Ma il tecnico non può concedere alibi. Ieri lo ha spiegato ancora una volta. Avrebbe molto da dire, soprattutto sul mercato di gennaio venuto meno. Adesso però è inutile. Perché qualora lo facesse, sarebbe il prologo del crollo. Per questo motivo Spalletti si gioca la carta di far gruppo, di compattarsi verso l’esterno, assumendosi tutte le responsabilità del momento difficile. Una mossa volta a scaricare la pressione della piazza e dei media sulla sua persona, lasciando più liberi i calciatori. Anche perché probabilmente si è reso conto che nelle dichiarazioni a caldo post-Lione, alcune sue parole sembravano quasi volte a prendere le distanze dalla squadra. Ieri la retromarcia repentina, rimarcando non a caso, come lo spogliatoio lo segua e sia ancora con lui.
PEROTTI OUT – Non certificare pubblicamente la stanchezza non vuol dire non porvi rimedio. E così, come già accaduto nel ritorno contro il Villarreal che precedeva di tre giorni la trasferta a San Siro, anche stavolta Spalletti ha in mente un ampio turnover. Non otto elementi come contro gli spagnoli, ma questa sera i volti nuovi rispetto a giovedì potrebbero essere almeno cinque. Il problema muscolare registrato in extremis da Perotti (risentimento al flessore destro) non aiuta. Perché potrebbe costringere il tecnico a rivedere i suoi piani di partenza (turno di riposo a Dzeko e Totti partente dalla panchina), soprattutto se volesse tornare al 4-2-3-1, modulo che si sposerebbe bene con lo schieramento del Palermo che gioca con una sola punta (Nestorovski). Una chance dietro dovrebbe averla Mario Rui visto che Emerson si porta dietro da un paio di gare un’infiammazione al tendine rotuleo.

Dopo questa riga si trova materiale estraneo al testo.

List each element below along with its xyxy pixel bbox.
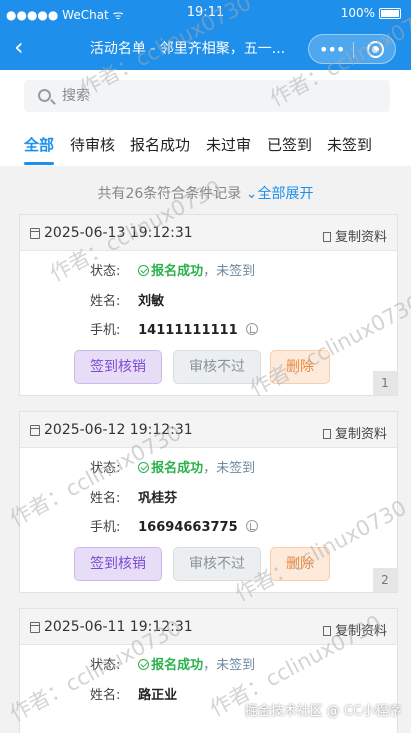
delete-button[interactable]: 删除 bbox=[270, 547, 330, 581]
member-phone[interactable]: 16694663775 bbox=[138, 520, 238, 535]
record-card: 2025-06-13 19:12:31 复制资料 状态: 报名成功，未签到 姓名… bbox=[19, 214, 398, 396]
status-row: 状态: 报名成功，未签到 bbox=[90, 461, 256, 476]
document-icon bbox=[322, 626, 331, 636]
copy-info-button[interactable]: 复制资料 bbox=[322, 620, 387, 639]
search-box[interactable] bbox=[24, 80, 390, 112]
expand-all-button[interactable]: ⌄全部展开 bbox=[246, 186, 314, 202]
sign-status: ，未签到 bbox=[203, 658, 256, 673]
more-icon[interactable]: ••• bbox=[319, 40, 345, 59]
status-row: 状态: 报名成功，未签到 bbox=[90, 658, 256, 673]
member-name: 巩桂芬 bbox=[138, 491, 178, 506]
name-row: 姓名: 刘敏 bbox=[90, 294, 165, 309]
calendar-icon bbox=[30, 622, 40, 633]
member-name: 刘敏 bbox=[138, 294, 165, 309]
reject-button[interactable]: 审核不过 bbox=[173, 547, 261, 581]
tab-all[interactable]: 全部 bbox=[24, 134, 54, 155]
delete-button[interactable]: 删除 bbox=[270, 350, 330, 384]
search-input[interactable] bbox=[62, 84, 362, 108]
tab-rejected[interactable]: 未过审 bbox=[206, 134, 251, 155]
tab-signed-in[interactable]: 已签到 bbox=[267, 134, 312, 155]
record-date: 2025-06-13 19:12:31 bbox=[44, 225, 193, 241]
tab-pending[interactable]: 待审核 bbox=[70, 134, 115, 155]
member-phone[interactable]: 14111111111 bbox=[138, 323, 238, 338]
active-tab-indicator bbox=[24, 162, 54, 165]
back-icon[interactable]: ‹ bbox=[14, 34, 24, 60]
phone-row: 手机: 14111111111 bbox=[90, 319, 258, 338]
sign-status: ，未签到 bbox=[203, 461, 256, 476]
status-badge: 报名成功 bbox=[151, 658, 204, 673]
sign-in-button[interactable]: 签到核销 bbox=[74, 350, 162, 384]
card-header: 2025-06-11 19:12:31 复制资料 bbox=[20, 609, 397, 645]
record-index: 1 bbox=[373, 371, 397, 395]
filter-tabs: 全部 待审核 报名成功 未过审 已签到 未签到 bbox=[0, 134, 411, 166]
copy-info-button[interactable]: 复制资料 bbox=[322, 226, 387, 245]
calendar-icon bbox=[30, 425, 40, 436]
summary-text: 共有26条符合条件记录 bbox=[97, 186, 242, 202]
phone-icon[interactable] bbox=[245, 323, 258, 335]
search-icon bbox=[38, 89, 51, 102]
name-row: 姓名: 巩桂芬 bbox=[90, 491, 178, 506]
status-bar: ●●●●● WeChat ᯤ 19:11 100% bbox=[0, 0, 411, 26]
mini-program-capsule: ••• bbox=[308, 34, 396, 64]
close-mini-program-icon[interactable] bbox=[367, 41, 384, 58]
copy-info-button[interactable]: 复制资料 bbox=[322, 423, 387, 442]
sign-in-button[interactable]: 签到核销 bbox=[74, 547, 162, 581]
reject-button[interactable]: 审核不过 bbox=[173, 350, 261, 384]
tab-registered[interactable]: 报名成功 bbox=[130, 134, 190, 155]
check-circle-icon bbox=[138, 265, 150, 276]
status-badge: 报名成功 bbox=[151, 264, 204, 279]
phone-row: 手机: 16694663775 bbox=[90, 516, 258, 535]
record-date: 2025-06-11 19:12:31 bbox=[44, 619, 193, 635]
record-card: 2025-06-12 19:12:31 复制资料 状态: 报名成功，未签到 姓名… bbox=[19, 411, 398, 593]
record-index: 2 bbox=[373, 568, 397, 592]
document-icon bbox=[322, 429, 331, 439]
record-date: 2025-06-12 19:12:31 bbox=[44, 422, 193, 438]
source-credit: 掘金技术社区 @ CC小程序 bbox=[244, 704, 401, 719]
card-header: 2025-06-12 19:12:31 复制资料 bbox=[20, 412, 397, 448]
check-circle-icon bbox=[138, 462, 150, 473]
status-badge: 报名成功 bbox=[151, 461, 204, 476]
document-icon bbox=[322, 232, 331, 242]
check-circle-icon bbox=[138, 659, 150, 670]
tab-not-signed-in[interactable]: 未签到 bbox=[327, 134, 372, 155]
page-title: 活动名单 - 邻里齐相聚，五一... bbox=[89, 41, 286, 57]
capsule-divider bbox=[353, 42, 354, 58]
status-row: 状态: 报名成功，未签到 bbox=[90, 264, 256, 279]
name-row: 姓名: 路正业 bbox=[90, 688, 178, 703]
calendar-icon bbox=[30, 228, 40, 239]
card-header: 2025-06-13 19:12:31 复制资料 bbox=[20, 215, 397, 251]
phone-icon[interactable] bbox=[245, 520, 258, 532]
member-name: 路正业 bbox=[138, 688, 178, 703]
battery-icon bbox=[379, 7, 401, 19]
sign-status: ，未签到 bbox=[203, 264, 256, 279]
battery-percent: 100% bbox=[340, 6, 375, 20]
nav-bar: ‹ 活动名单 - 邻里齐相聚，五一... ••• bbox=[0, 26, 411, 70]
result-summary: 共有26条符合条件记录 ⌄全部展开 bbox=[0, 183, 411, 203]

E a sperare c’è anche Grenier, che sinora si è visto appena un minuto più recupero contro la Fiorentina. Quali saranno le scelte, i cambi sono necessari. Ieri il tecnico toscano ha spiegato come secondo le statistiche europee dell’ultimo decennio, quando si gioca a distanza di due giorni, le vittorie calano del 40% rispetto alle situazioni normali. Probabilmente, come ammesso in modo sincero da Lucio, il fatto di aver vinto 10 partite su 14 (circa il 70%) lo avevano convinto di poter andare avanti con una rosa ristretta e con un turnover limitato. Ma l’Astra Giurgiu non è il Lione. E il Cesena in coppa Italia non è la Lazio. Ora quindi anche il Palermo, destinato alla retrocessione, merita più attenzione. Dopo tre ko consecutivi è tempo di rimettersi in moto. La stagione, nonostante il -11 dalla Juve, può essere ancora molto lunga. Soprattutto nelle coppe.